Changing the behavior between releases has complications too because you have to then know where your htaccess is running.

Ultimately I'm just more comfortable A) not regressing anyone with a legacy ruleset lurking out in htaccess and B) making the choice explicit in the rule after consulting the doc.


> Apache will automatically clean up the old string when the request is done,
> right? (Just sanity checking here.)

yes, everything in the request_rec is allocated out of a short lived (lifetime of a request) APR pool.

> 
> Also, why not just use

thanks, corrected.
Comment 25 Aleksander Budzynowski 2008-12-19 20:46:28 UTC
> Ultimately I'm just more comfortable A) not regressing anyone with a legacy
> ruleset lurking out in htaccess and B) making the choice explicit in the rule
> after consulting the doc.

I can see where you're coming from, but in my opinion, placing extra burden on users for backwards-compatibility reasons should be avoided as much as possible.

I've had an idea: rather than using r->path_info, we add a path_info member to rewrite_ctx, and refer to that within mod_rewrite.

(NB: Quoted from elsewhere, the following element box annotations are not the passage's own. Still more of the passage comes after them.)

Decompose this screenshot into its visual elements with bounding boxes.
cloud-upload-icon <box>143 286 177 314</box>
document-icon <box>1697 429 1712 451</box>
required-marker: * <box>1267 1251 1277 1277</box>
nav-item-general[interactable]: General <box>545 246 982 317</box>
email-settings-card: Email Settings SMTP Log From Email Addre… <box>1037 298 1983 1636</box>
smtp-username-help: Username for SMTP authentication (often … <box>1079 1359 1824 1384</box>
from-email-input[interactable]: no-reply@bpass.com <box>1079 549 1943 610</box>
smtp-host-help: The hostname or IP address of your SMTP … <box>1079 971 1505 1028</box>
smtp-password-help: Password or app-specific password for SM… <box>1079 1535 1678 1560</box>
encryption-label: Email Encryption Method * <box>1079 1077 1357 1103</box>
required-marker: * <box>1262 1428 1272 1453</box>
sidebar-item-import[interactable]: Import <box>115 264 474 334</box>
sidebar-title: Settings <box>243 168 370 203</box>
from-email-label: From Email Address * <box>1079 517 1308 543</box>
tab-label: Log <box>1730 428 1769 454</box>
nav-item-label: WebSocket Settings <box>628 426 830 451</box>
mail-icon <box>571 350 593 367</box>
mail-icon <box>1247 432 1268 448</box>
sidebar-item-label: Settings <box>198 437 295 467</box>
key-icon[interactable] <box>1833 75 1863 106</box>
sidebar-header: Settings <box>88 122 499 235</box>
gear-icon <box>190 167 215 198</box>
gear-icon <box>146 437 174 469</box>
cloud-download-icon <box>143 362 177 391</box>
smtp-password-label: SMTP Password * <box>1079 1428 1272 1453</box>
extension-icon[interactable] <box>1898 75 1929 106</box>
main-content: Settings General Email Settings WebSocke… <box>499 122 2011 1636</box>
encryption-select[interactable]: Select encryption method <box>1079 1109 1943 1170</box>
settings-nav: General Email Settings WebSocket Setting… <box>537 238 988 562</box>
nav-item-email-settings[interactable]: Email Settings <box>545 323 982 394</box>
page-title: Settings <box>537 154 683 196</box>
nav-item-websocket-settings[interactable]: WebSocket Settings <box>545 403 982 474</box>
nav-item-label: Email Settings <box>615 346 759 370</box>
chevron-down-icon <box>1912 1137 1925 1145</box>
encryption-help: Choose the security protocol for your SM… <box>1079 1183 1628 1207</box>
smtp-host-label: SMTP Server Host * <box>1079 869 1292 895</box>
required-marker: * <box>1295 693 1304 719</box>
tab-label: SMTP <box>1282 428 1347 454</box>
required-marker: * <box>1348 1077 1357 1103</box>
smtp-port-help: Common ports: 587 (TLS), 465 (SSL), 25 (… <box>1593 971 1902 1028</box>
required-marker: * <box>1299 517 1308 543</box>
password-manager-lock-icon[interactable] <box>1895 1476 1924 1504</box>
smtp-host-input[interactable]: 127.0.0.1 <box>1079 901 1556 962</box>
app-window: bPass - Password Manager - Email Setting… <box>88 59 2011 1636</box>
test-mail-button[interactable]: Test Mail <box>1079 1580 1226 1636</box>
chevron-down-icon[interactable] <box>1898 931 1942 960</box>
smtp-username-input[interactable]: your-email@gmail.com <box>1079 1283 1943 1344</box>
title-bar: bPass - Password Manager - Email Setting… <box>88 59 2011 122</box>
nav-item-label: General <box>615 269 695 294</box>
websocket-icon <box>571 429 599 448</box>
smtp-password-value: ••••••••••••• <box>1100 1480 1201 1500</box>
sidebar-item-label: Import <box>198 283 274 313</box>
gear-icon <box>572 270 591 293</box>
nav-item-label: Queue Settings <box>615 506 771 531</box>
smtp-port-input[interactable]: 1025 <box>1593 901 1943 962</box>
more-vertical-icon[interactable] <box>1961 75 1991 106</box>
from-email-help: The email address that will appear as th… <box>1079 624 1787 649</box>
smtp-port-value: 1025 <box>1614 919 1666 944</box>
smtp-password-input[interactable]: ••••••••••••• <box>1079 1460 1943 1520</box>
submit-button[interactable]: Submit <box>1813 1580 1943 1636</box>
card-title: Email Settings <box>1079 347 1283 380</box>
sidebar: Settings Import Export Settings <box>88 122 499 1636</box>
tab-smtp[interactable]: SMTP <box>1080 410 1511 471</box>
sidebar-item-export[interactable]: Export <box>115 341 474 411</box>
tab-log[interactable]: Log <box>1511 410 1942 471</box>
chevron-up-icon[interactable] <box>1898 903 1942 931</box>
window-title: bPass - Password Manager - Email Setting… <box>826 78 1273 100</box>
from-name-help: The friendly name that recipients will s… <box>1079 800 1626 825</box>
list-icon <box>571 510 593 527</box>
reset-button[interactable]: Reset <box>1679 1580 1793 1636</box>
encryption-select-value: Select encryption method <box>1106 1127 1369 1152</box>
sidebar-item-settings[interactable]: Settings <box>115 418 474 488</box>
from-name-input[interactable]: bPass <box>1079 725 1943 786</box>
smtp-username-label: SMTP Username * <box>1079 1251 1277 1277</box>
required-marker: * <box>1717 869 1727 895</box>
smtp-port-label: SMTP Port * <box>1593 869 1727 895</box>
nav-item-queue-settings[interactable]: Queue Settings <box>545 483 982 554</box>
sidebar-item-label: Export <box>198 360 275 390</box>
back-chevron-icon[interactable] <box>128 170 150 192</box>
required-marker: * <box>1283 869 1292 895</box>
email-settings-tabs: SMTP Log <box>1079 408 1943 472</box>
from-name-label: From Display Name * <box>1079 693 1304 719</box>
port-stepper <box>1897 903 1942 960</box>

It would be initialised to r->path_info, but could be set to NULL when a substitution is made. This way the request's PATH_INFO information is not actually modified by mod_rewrite.

Any comments?


Earlier I said
> The flag is stored in r->notes - I can't see where better to put it. It can't
> go in the ctx struct because the scope of that struct is a single rewrite list.

I no longer think this is true. r->path_info is regenerated at the end of a rewrite list (providing at least one rule matched) so we can start afresh for each rewrite list.
Comment 26 Dale 2009-09-07 02:33:37 UTC
How I can to use this path on windows version of apache 2.2?
When this bug will be fixed in binaries?
Comment 27 Dale 2009-09-07 03:20:13 UTC
Sorry. Needs use DPI flag to fix this like.
Comment 28 Eric Covener 2009-09-07 06:42:14 UTC
marking fixed, Release in 2.2.12
Comment 29 Jake 2018-03-26 22:11:11 UTC
This is not fixed, because the fix is hiding behind a `DPI` flag.  It has just wasted several hours of my life, and presumably countless others', because it is not properly fixed.

Please make the correct behaviour the default.  I cannot see why anyone would want the broken behaviour, but that would be the behaviour to have a flag to enable.
Comment 30 Jake 2018-03-26 22:26:23 UTC
To expand on this, the bug is subtle, as it only occurs when part of the path matches a file or directory, thus many users will have this latent bug if they are not using the DPI flag and have not tested that specific case.
Comment 31 Eric Covener 2018-03-26 22:51:05 UTC
Please open a new bug if you want to suggest a default change for a future release. This can't safely be changed in a stable release.